Apple may have restricted employee use of ChatGPT due to privacy concerns

The tech giant is also developing large language models of its own, WSJ says.


Apple is famous for being protective of its projects and for expecting secrecy from its workers. Now, according to The Wall Street Journal, the tech giant is concerned about the possibility of its employees inadvertently leaking proprietary data while using ChatGPT. To prevent that scenario from happening, Apple has reportedly restricted the use of ChatGPT and other AI tools, such as GitHub's Copilot that can autocomplete code. The Journal also says that Apple is working on large language models of its own.

In early April, The Economist Korea reported that three Samsung employees shared confidential information with ChatGPT. Apparently, one employee asked the chatbot to check database source code for errors, while another asked it to optimize code. The third employee reportedly uploaded a recorded meeting onto the chatbot and asked it to write minutes. It's unclear how Apple is restricting use of generative AI tools and if it's prohibiting their use completely.
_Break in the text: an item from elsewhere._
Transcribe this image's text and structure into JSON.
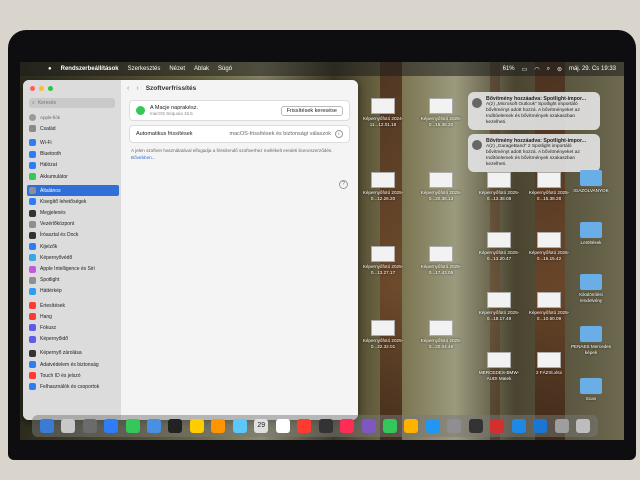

But in Samsung's case, the company restricted the length of employees' ChatGPT prompts to a kilobyte or 1024 characters of text.
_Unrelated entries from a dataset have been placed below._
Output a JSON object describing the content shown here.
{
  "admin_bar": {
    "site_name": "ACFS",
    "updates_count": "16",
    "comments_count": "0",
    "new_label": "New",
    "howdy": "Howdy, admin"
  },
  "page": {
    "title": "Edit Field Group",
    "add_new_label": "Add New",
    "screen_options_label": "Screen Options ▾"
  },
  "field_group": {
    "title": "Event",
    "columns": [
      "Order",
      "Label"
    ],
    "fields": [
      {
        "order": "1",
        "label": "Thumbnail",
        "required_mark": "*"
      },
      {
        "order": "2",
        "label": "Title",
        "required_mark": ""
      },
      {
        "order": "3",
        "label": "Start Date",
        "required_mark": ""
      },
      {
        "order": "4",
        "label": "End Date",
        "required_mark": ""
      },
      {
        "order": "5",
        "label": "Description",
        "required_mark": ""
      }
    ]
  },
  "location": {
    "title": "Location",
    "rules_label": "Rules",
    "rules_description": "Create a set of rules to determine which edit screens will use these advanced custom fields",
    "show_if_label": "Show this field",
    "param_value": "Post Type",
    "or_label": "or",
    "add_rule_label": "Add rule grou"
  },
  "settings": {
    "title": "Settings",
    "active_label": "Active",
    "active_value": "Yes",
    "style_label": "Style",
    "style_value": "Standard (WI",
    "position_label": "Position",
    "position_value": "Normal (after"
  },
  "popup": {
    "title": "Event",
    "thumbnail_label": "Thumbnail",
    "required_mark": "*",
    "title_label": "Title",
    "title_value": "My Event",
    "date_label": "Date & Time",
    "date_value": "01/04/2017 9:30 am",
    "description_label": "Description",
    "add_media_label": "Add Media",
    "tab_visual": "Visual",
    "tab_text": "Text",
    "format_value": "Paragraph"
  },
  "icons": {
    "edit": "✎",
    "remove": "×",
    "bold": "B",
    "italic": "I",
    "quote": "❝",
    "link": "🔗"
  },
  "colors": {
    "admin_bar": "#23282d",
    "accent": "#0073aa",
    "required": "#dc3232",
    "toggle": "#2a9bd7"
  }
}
Large language models like OpenAI's become better the more people use them, because users' interactions are sent back to developers for further training. ChatGPT's terms and conditions, for instance, state that conversations "may be reviewed by [its] AI trainers to improve [its] systems." For a secretive company like Apple, limiting their use doesn't come as a surprise. That said, OpenAI introduced a new privacy control setting in April that enables users to switch off their chat histories so that their conversations can't be used for training. The company made it available after it had to pull ChatGPT for a few hours due to a bug that showed users other people's chat histories.

Not much is known about Apple's LLM projects at the moment, if there truly are any, but all its AI efforts are under the supervision of John Giannandrea, who used to lead Google's search and AI teams. The tech giant has also snapped up a number of AI startups over the past few years. When asked about AI in an interview recently, Apple chief Tim Cook hinted that the tech giant is taking a cautious approach by saying: "I do think it's very important to be deliberate and thoughtful in how you approach these things."